– Обман, – говорил толстый молодой Протектор аборигенов. – В этом проклятом месте сплошной обман. – Плеснул апельсиновым соком в собственное живое жирное лицо и продолжал: – Я считал свое дело чисто антропологическим. Но это, черт возьми, политика – наставлять на путь истинный аборигенов, табаком подкупая принять демократические убеждения. Язык я не в состоянии выучить. Им никто даже не думает дать алфавит, а я главным образом полагаюсь на визуальное восприятие. В Африке меня на полгода поселили в местной лачуге, заставили жить в семье, просто для изучения языка. Ничего не вышло, будь я проклят.
– Да?
– Через полгода мог только пальцем тыкать на разные вещи, – как те люди, у кого я жил, – и обнаружил, вернувшись в Найроби, что делаю женщинам в клубе недвусмысленные жесты, не слишком хорошо принятые. – Он вздохнул. – На мой взгляд, антропология гораздо приятнее в библиотеке. Фактически сэр Джеймс Фрэзер[37] причинил большой вред, преподнеся все это в таком эллинистическом антисептическом свете. Наверно, на самом деле я не гожусь для работы на местах.
– Главное, – заявил мистер Джаганатан, лакированный, круглый, в белом пиджаке, – чтоб вы сделали все возможное для победы над коммунизмом в примитивных общинах. Это коварная идеология. – Опять же, мистер Джаганатан где-то уже произносил подобные речи.

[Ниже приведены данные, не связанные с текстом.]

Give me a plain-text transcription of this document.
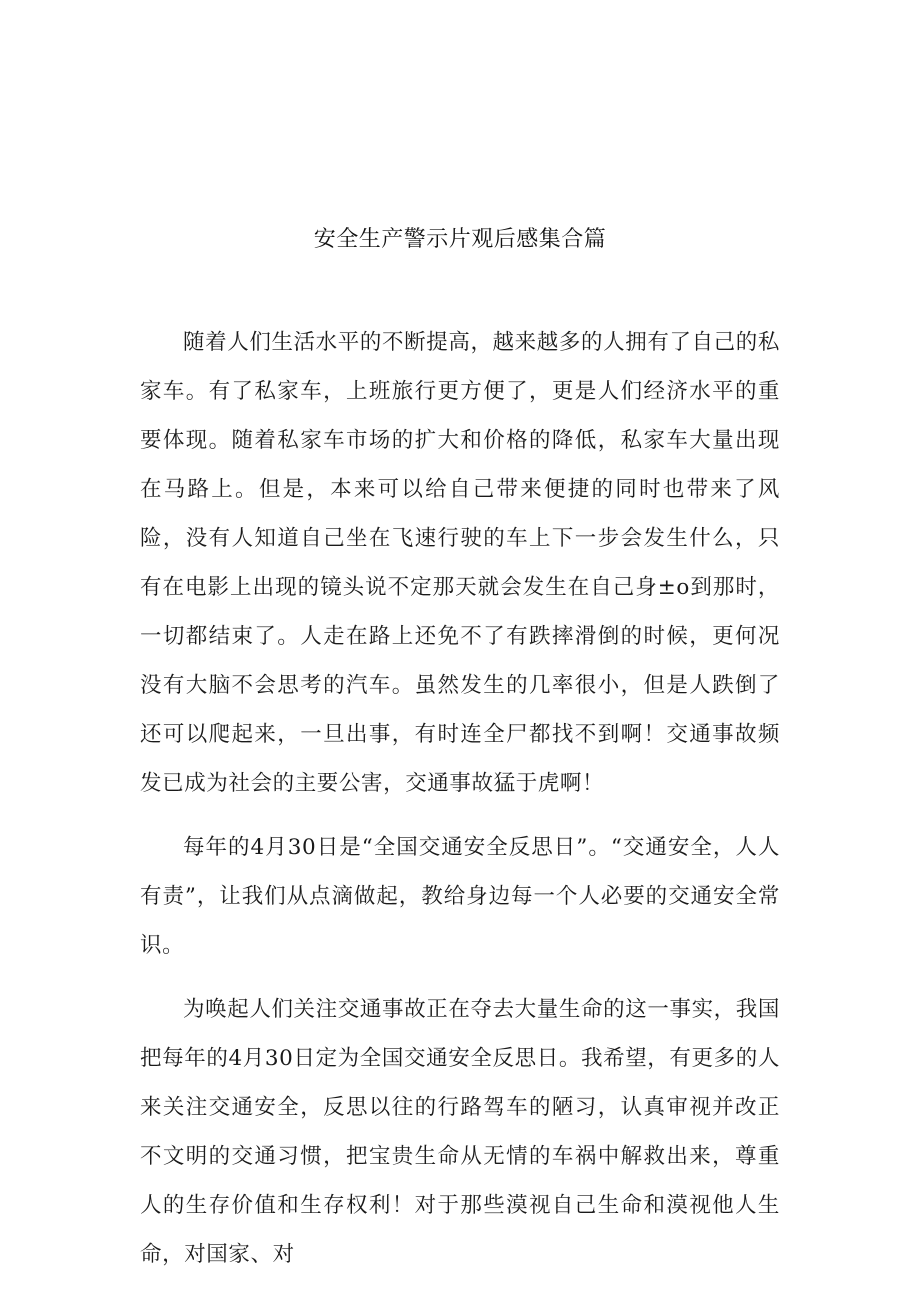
安全生产警示片观后感集合篇

随着人们生活水平的不断提高，越来越多的人拥有了自己的私家车。有了私家车，上班旅行更方便了，更是人们经济水平的重要体现。随着私家车市场的扩大和价格的降低，私家车大量出现在马路上。但是，本来可以给自己带来便捷的同时也带来了风险，没有人知道自己坐在飞速行驶的车上下一步会发生什么，只有在电影上出现的镜头说不定那天就会发生在自己身±o到那时，一切都结束了。人走在路上还免不了有跌摔滑倒的时候，更何况没有大脑不会思考的汽车。虽然发生的几率很小，但是人跌倒了还可以爬起来，一旦出事，有时连全尸都找不到啊！交通事故频发已成为社会的主要公害，交通事故猛于虎啊！

每年的4月30日是“全国交通安全反思日”。“交通安全，人人有责”，让我们从点滴做起，教给身边每一个人必要的交通安全常识。

为唤起人们关注交通事故正在夺去大量生命的这一事实，我国把每年的4月30日定为全国交通安全反思日。我希望，有更多的人来关注交通安全，反思以往的行路驾车的陋习，认真审视并改正不文明的交通习惯，把宝贵生命从无情的车祸中解救出来，尊重人的生存价值和生存权利！对于那些漠视自己生命和漠视他人生命，对国家、对
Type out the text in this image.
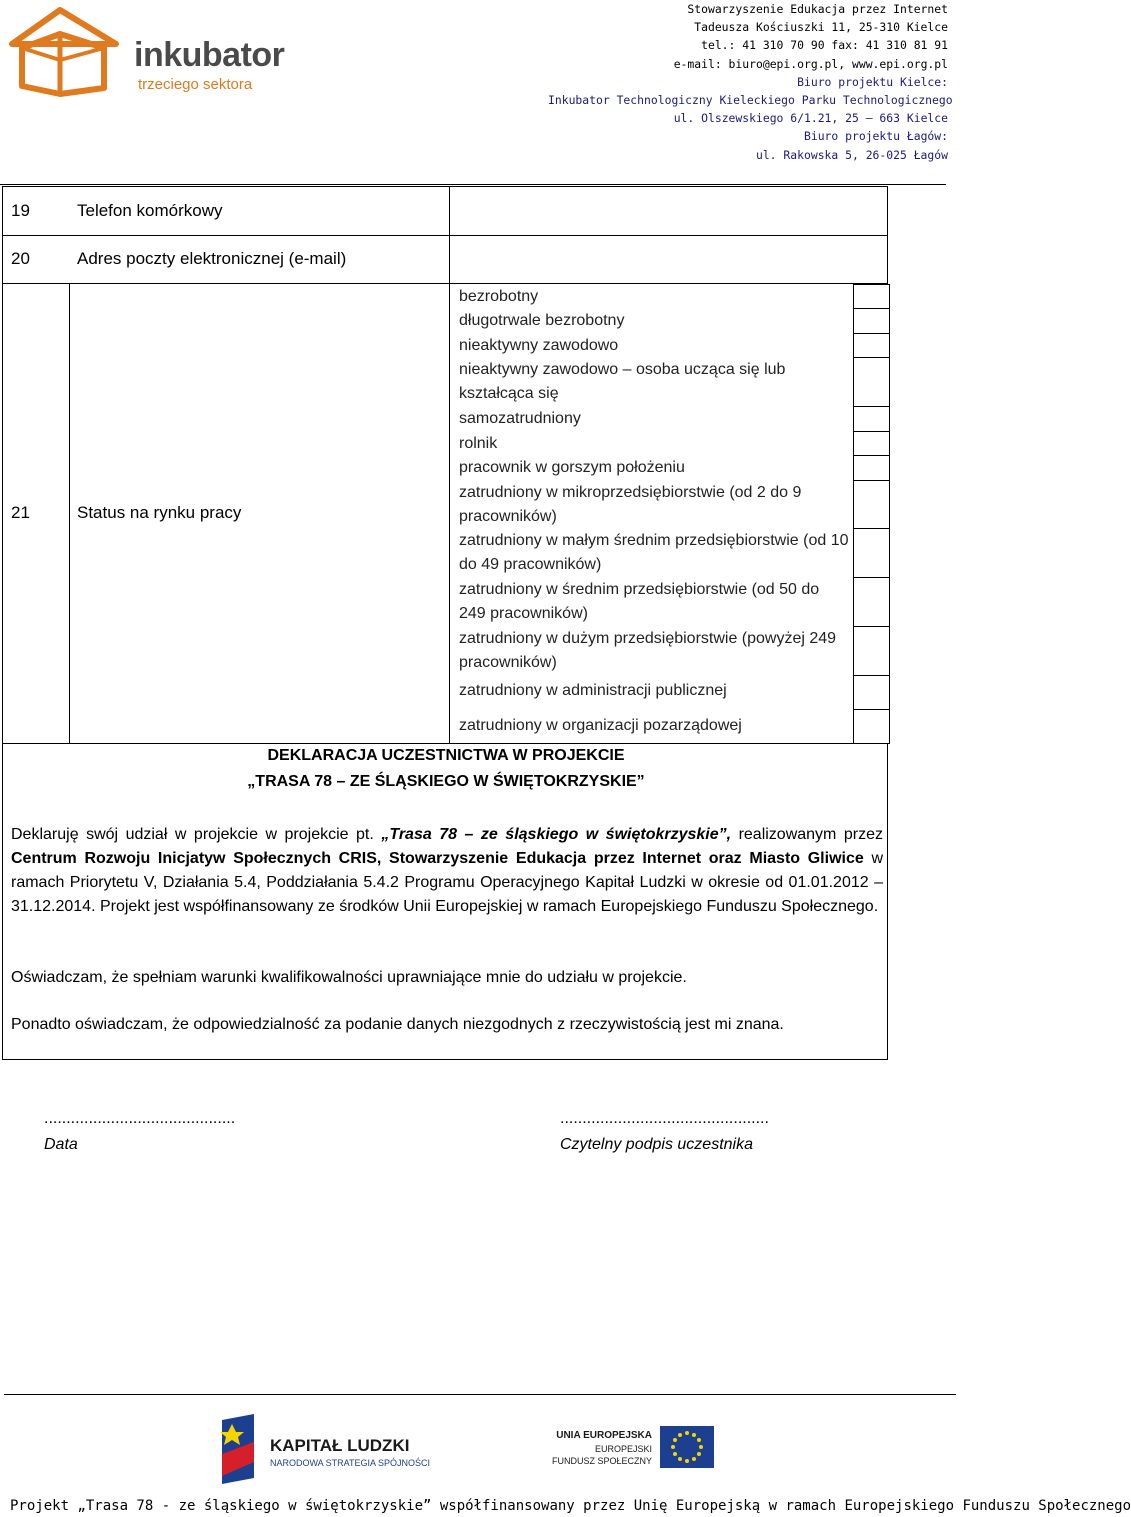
inkubator
trzeciego sektora
Stowarzyszenie Edukacja przez Internet
Tadeusza Kościuszki 11, 25-310 Kielce
tel.: 41 310 70 90 fax: 41 310 81 91
e-mail: biuro@epi.org.pl, www.epi.org.pl
Biuro projektu Kielce:
Inkubator Technologiczny Kieleckiego Parku Technologicznego
ul. Olszewskiego 6/1.21, 25 – 663 Kielce
Biuro projektu Łagów:
ul. Rakowska 5, 26-025 Łagów
19	Telefon komórkowy
20	Adres poczty elektronicznej (e-mail)
21	Status na rynku pracy
bezrobotny
długotrwale bezrobotny
nieaktywny zawodowo
nieaktywny zawodowo – osoba ucząca się lub kształcąca się
samozatrudniony
rolnik
pracownik w gorszym położeniu
zatrudniony w mikroprzedsiębiorstwie (od 2 do 9 pracowników)
zatrudniony w małym średnim przedsiębiorstwie (od 10 do 49 pracowników)
zatrudniony w średnim przedsiębiorstwie (od 50 do 249 pracowników)
zatrudniony w dużym przedsiębiorstwie (powyżej 249 pracowników)
zatrudniony w administracji publicznej
zatrudniony w organizacji pozarządowej
DEKLARACJA UCZESTNICTWA W PROJEKCIE
„TRASA 78 – ZE ŚLĄSKIEGO W ŚWIĘTOKRZYSKIE”
Deklaruję swój udział w projekcie w projekcie pt. „Trasa 78 – ze śląskiego w świętokrzyskie”, realizowanym przez Centrum Rozwoju Inicjatyw Społecznych CRIS, Stowarzyszenie Edukacja przez Internet oraz Miasto Gliwice w ramach Priorytetu V, Działania 5.4, Poddziałania 5.4.2 Programu Operacyjnego Kapitał Ludzki w okresie od 01.01.2012 – 31.12.2014. Projekt jest współfinansowany ze środków Unii Europejskiej w ramach Europejskiego Funduszu Społecznego.
Oświadczam, że spełniam warunki kwalifikowalności uprawniające mnie do udziału w projekcie.
Ponadto oświadczam, że odpowiedzialność za podanie danych niezgodnych z rzeczywistością jest mi znana.
...........................................
Data
...............................................
Czytelny podpis uczestnika
KAPITAŁ LUDZKI
NARODOWA STRATEGIA SPÓJNOŚCI
UNIA EUROPEJSKA
EUROPEJSKI
FUNDUSZ SPOŁECZNY
Projekt „Trasa 78 - ze śląskiego w świętokrzyskie” współfinansowany przez Unię Europejską w ramach Europejskiego Funduszu Społecznego
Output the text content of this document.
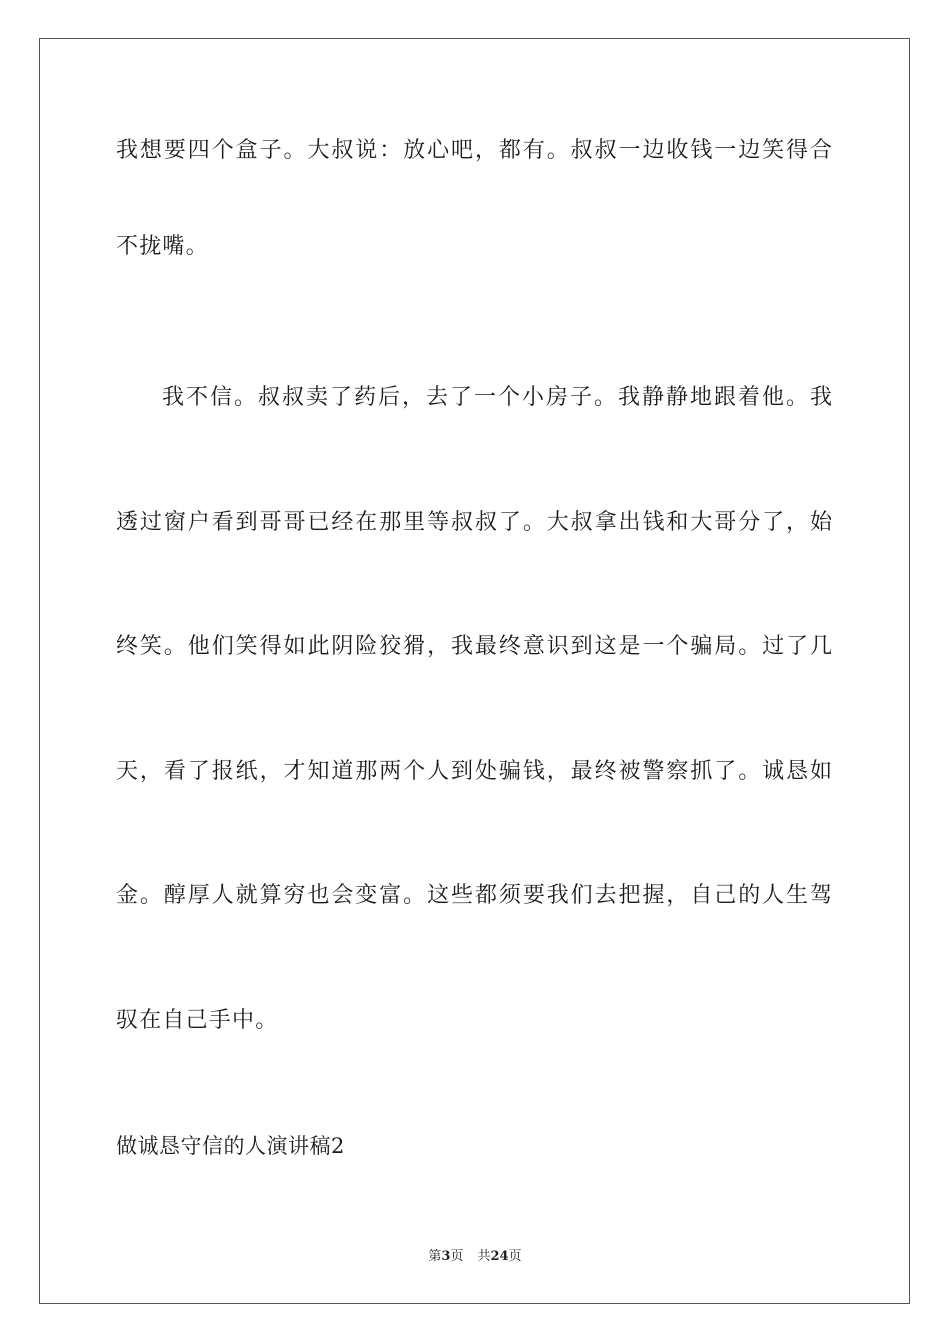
我想要四个盒子。大叔说：放心吧，都有。叔叔一边收钱一边笑得合
不拢嘴。
我不信。叔叔卖了药后，去了一个小房子。我静静地跟着他。我
透过窗户看到哥哥已经在那里等叔叔了。大叔拿出钱和大哥分了，始
终笑。他们笑得如此阴险狡猾，我最终意识到这是一个骗局。过了几
天，看了报纸，才知道那两个人到处骗钱，最终被警察抓了。诚恳如
金。醇厚人就算穷也会变富。这些都须要我们去把握，自己的人生驾
驭在自己手中。
做诚恳守信的人演讲稿2
第3页 共24页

– Ох, слишком много мы рассуждаем об идеологии, – возразил Хардман. – Люди, занятые только идеологией, вполне безобидны; это нечто вроде интеллектуальных игр, в которые мы играли студентами. В конце тридцатых – в начале сороковых они были весьма популярными, не имея ничего общего с пулеметами, баррикадами и газовыми камерами. Они были, говоря словами нашего друга, эллинистическими и антисептическими.
– С ошеломлением слышу подобные вещи, – сказал мистер Джаганатан, испуская та левой подмышки сильный взрыв неискреннего смеха. – Ведь присутствующие здесь британцы всегда гордились, что принесли с собой правосудие и институты традиционной парламентской демократии. А все сюда приезжавшие принадлежали к упомянутому вами типу – хорошие умные университетские молодые люди.
– До сих пор то же самое продолжается, – заметил Хардман. – Посмотрите на своего присутствующего здесь босса: консерватор, христианин, почти реакционер. – И махнул в сторону Краббе, обращавшегося к миссис Толбот с длинной хмурой речью. – А я знал его яростным коммунистом, лидером коммунистической ячейки, и прочее. Ленина без конца поминал. Теперь переменился.
– Какие вы интересные вещи рассказываете, – заметил мистер Джаганатан. – Я не знал, что мистер Краббе был коммунистом. – И выпил за свое открытие.
– Вы очень любезны, – сказала Фенелла Абану. – Посмотрим, удастся ли уговорить мужа меня отпустить. – Глазами поискала мужа и увидела, как Энн Толбот жеманно ему улыбается в дальнем углу. – Впрочем, думаю, возражать он не будет.
– Чудно, – сказал Абан. – Я машину за вами пришлю. Хотите на мои машины взглянуть? Коллекция обалденная, лучшая в Федерации, любая марка, какая в голову взбредет.
– У нас «абеляр», – сообщила Фенелла.
– «Абеляр»? У меня его нет. В наших местах их не часто увидишь. «Абеляр». Ничего себе… – И потащил Фенеллу к царским гаражам в дальней части Истаны.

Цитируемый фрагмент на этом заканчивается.